Digital asset trading group Genesis and parent company Digital Currency Group owe clients of the Winklevoss twins’ crypto exchange $900 million as the collapse of FTX reverberates across the market.

New York crypto exchange Gemini, run by Tyler and Cameron Winklevoss, is trying to recoup funds after Genesis was wrong-footed by last month’s failure of Sam Bankman-Fried’s FTX crypto group, according to people familiar with the matter.

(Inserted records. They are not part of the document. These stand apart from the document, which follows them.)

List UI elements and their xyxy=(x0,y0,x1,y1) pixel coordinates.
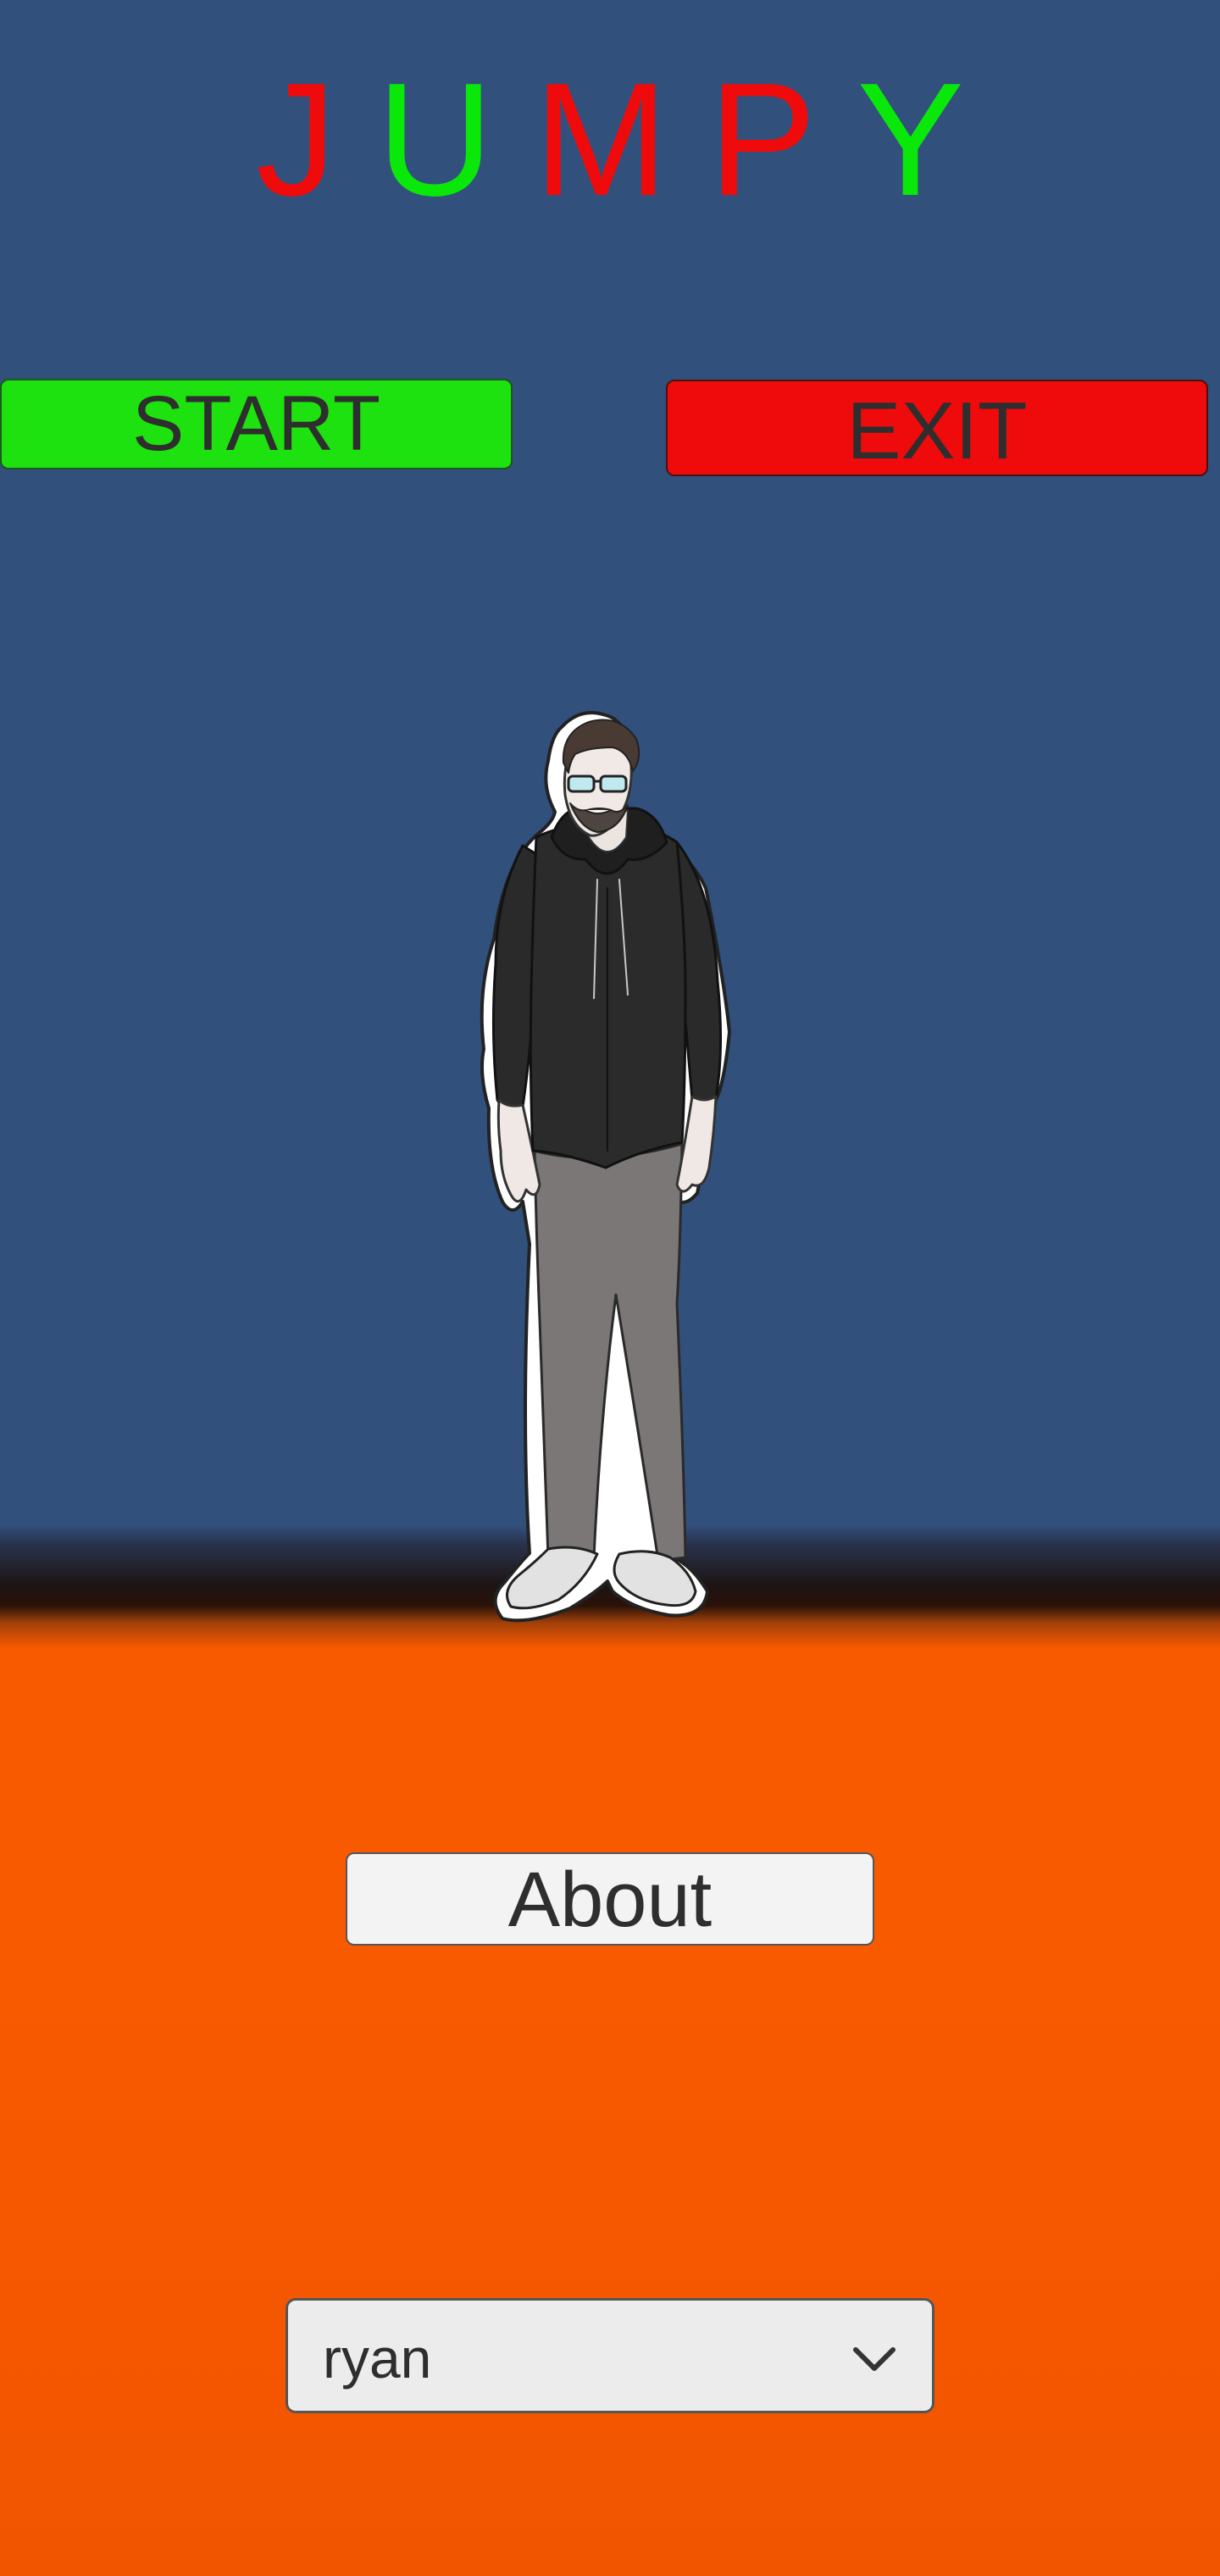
title-letter: P xyxy=(708,50,817,230)
title-letter: J xyxy=(256,50,337,230)
title-letter: M xyxy=(534,50,668,230)
title-letter: U xyxy=(377,50,494,230)
character-glasses-right xyxy=(599,774,628,793)
about-button[interactable]: About xyxy=(346,1852,874,1946)
player-character xyxy=(480,711,731,1623)
character-select-dropdown[interactable]: ryan xyxy=(286,2298,934,2413)
character-select-value: ryan xyxy=(323,2327,432,2390)
game-title: JUMPY xyxy=(0,55,1220,225)
character-glasses-left xyxy=(567,774,596,793)
title-letter: Y xyxy=(857,50,964,230)
chevron-down-icon xyxy=(853,2347,896,2371)
start-button[interactable]: START xyxy=(0,379,513,469)
exit-button[interactable]: EXIT xyxy=(666,380,1208,476)
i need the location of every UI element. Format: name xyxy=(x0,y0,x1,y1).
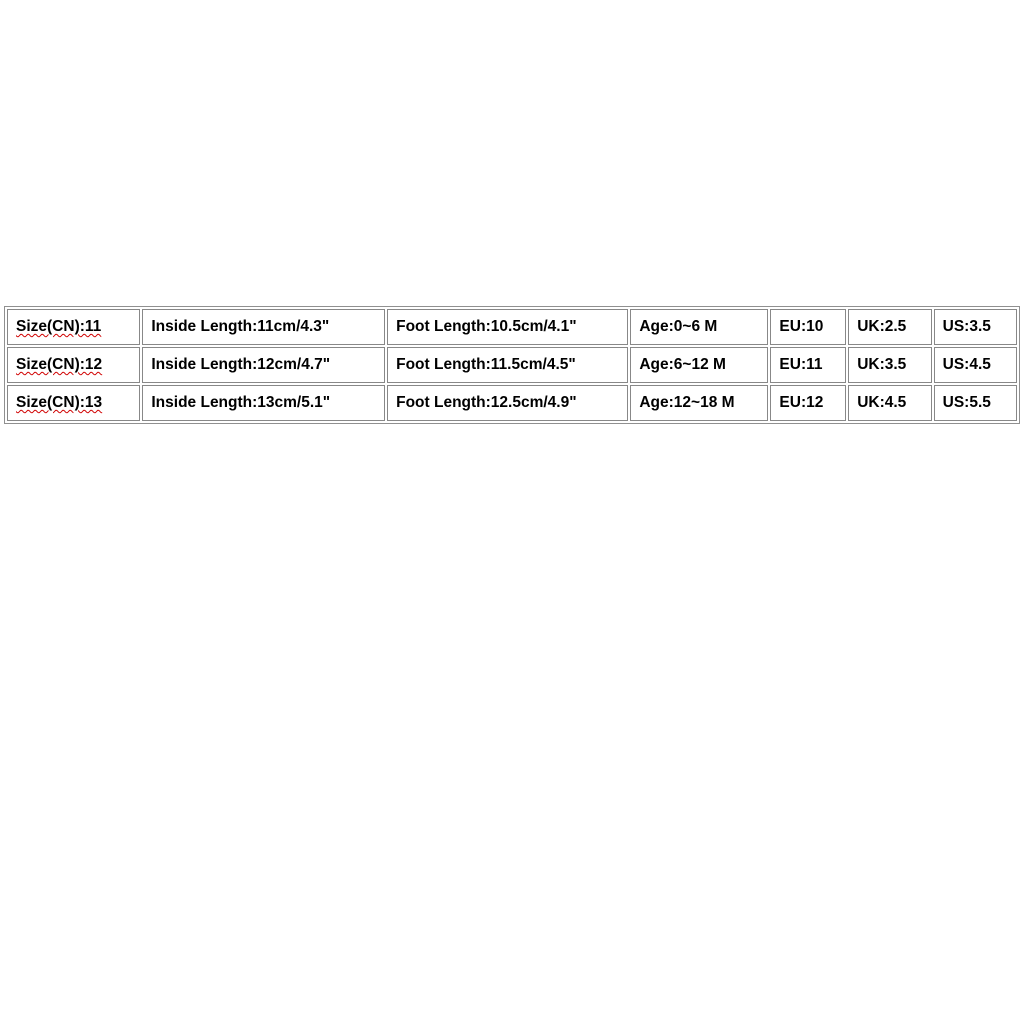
cell-size-cn-text: Size(CN):11 xyxy=(16,318,101,335)
cell-uk: UK:2.5 xyxy=(848,309,931,345)
cell-foot-length: Foot Length:12.5cm/4.9" xyxy=(387,385,628,421)
cell-eu: EU:12 xyxy=(770,385,846,421)
cell-size-cn-text: Size(CN):13 xyxy=(16,394,102,411)
cell-age: Age:6~12 M xyxy=(630,347,768,383)
size-chart-table: Size(CN):11 Inside Length:11cm/4.3" Foot… xyxy=(4,306,1020,424)
table-row: Size(CN):11 Inside Length:11cm/4.3" Foot… xyxy=(7,309,1017,345)
cell-inside-length: Inside Length:13cm/5.1" xyxy=(142,385,385,421)
cell-inside-length: Inside Length:12cm/4.7" xyxy=(142,347,385,383)
cell-us: US:4.5 xyxy=(934,347,1017,383)
cell-us: US:3.5 xyxy=(934,309,1017,345)
cell-size-cn: Size(CN):13 xyxy=(7,385,140,421)
cell-size-cn: Size(CN):12 xyxy=(7,347,140,383)
table-row: Size(CN):12 Inside Length:12cm/4.7" Foot… xyxy=(7,347,1017,383)
cell-uk: UK:4.5 xyxy=(848,385,931,421)
cell-foot-length: Foot Length:10.5cm/4.1" xyxy=(387,309,628,345)
cell-foot-length: Foot Length:11.5cm/4.5" xyxy=(387,347,628,383)
cell-size-cn: Size(CN):11 xyxy=(7,309,140,345)
cell-age: Age:12~18 M xyxy=(630,385,768,421)
cell-eu: EU:11 xyxy=(770,347,846,383)
cell-uk: UK:3.5 xyxy=(848,347,931,383)
table-row: Size(CN):13 Inside Length:13cm/5.1" Foot… xyxy=(7,385,1017,421)
cell-us: US:5.5 xyxy=(934,385,1017,421)
cell-age: Age:0~6 M xyxy=(630,309,768,345)
cell-inside-length: Inside Length:11cm/4.3" xyxy=(142,309,385,345)
cell-eu: EU:10 xyxy=(770,309,846,345)
cell-size-cn-text: Size(CN):12 xyxy=(16,356,102,373)
page-canvas: Size(CN):11 Inside Length:11cm/4.3" Foot… xyxy=(0,0,1024,1024)
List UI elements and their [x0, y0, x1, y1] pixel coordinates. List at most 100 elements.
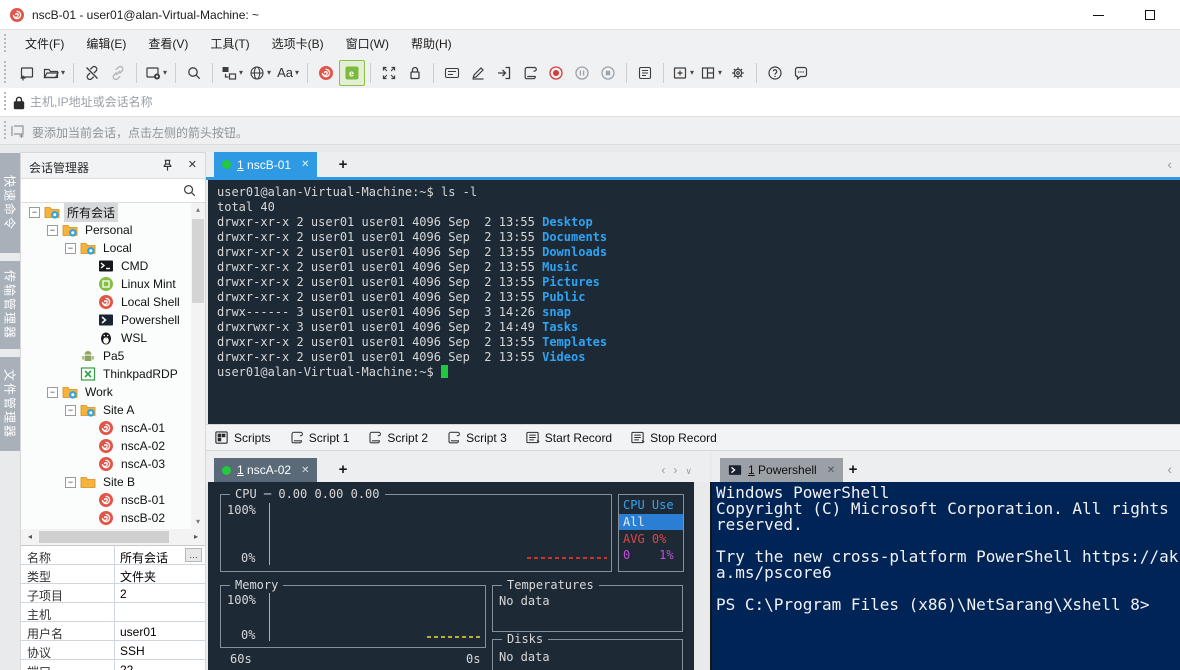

Gemini’s attempt to recover the funds underscores how the crypto lending market, where investors lend their coins in exchange for high returns, is at the center of the industry̵[ads1]7;s credit crunch.

Genesis is the lead partner in Gemini’s “earn” program, where retail investors lend their coins in exchange for a fixed stream of returns. Gemini halted withdrawals from the scheme last month after Genesis said “unprecedented market turbulence” meant it did not have sufficient liquidity to meet all its redemption requests.

Gemini has now formed a creditors’ committee to recover the funds from Genesis and its parent DCG, the people said. Gemini and Genesis declined to comment.

Genesis has struggled to raise funding and has hired investment banking boutique Moelis & Co to help it explore all possible options, according to people familiar with the situation.

The creditors’ committee is in negotiations with both Genesis and DCG, the parent group of Genesis run by billionaire Barry Silbert, the people said. Founded in 2015, DCG is one of the largest investors in the crypto industry. It was valued at $10 billion last year by investors including Singapore’s sovereign wealth fund GIC, Google’s venture arm CapitalG and SoftBank, and its subsidiaries include Genesis and investment manager Grayscale.

DCG itself owes money to subsidiary Genesis; these intra-group loans have complicated the picture for creditors.

DCG has $2 billion in outstanding debt, of which $1.7 billion is owed to its own subsidiary Genesis through two loans. Over the summer, Genesis lost $1.1 billion on a loan to the collapsed hedge fund Three Arrows Capital. DCG assumed Genesis’ liabilities in the process, subsequently owing $1.1 billion to Genesis. Silbert told investors last week that DCG had separately borrowed $575 million from Genesis “at arm’s length” to fund undisclosed investments and share buybacks from non-employee shareholders.

“Because of what the liabilities are, they are negotiating together,” said a person familiar with the Genesis matter and DCG’s approach to creditors.

DCG declined to comment. The Financial Times revealed last week that some of DCG’s loans were used to fund the investment in another of its subsidiaries, Grayscale.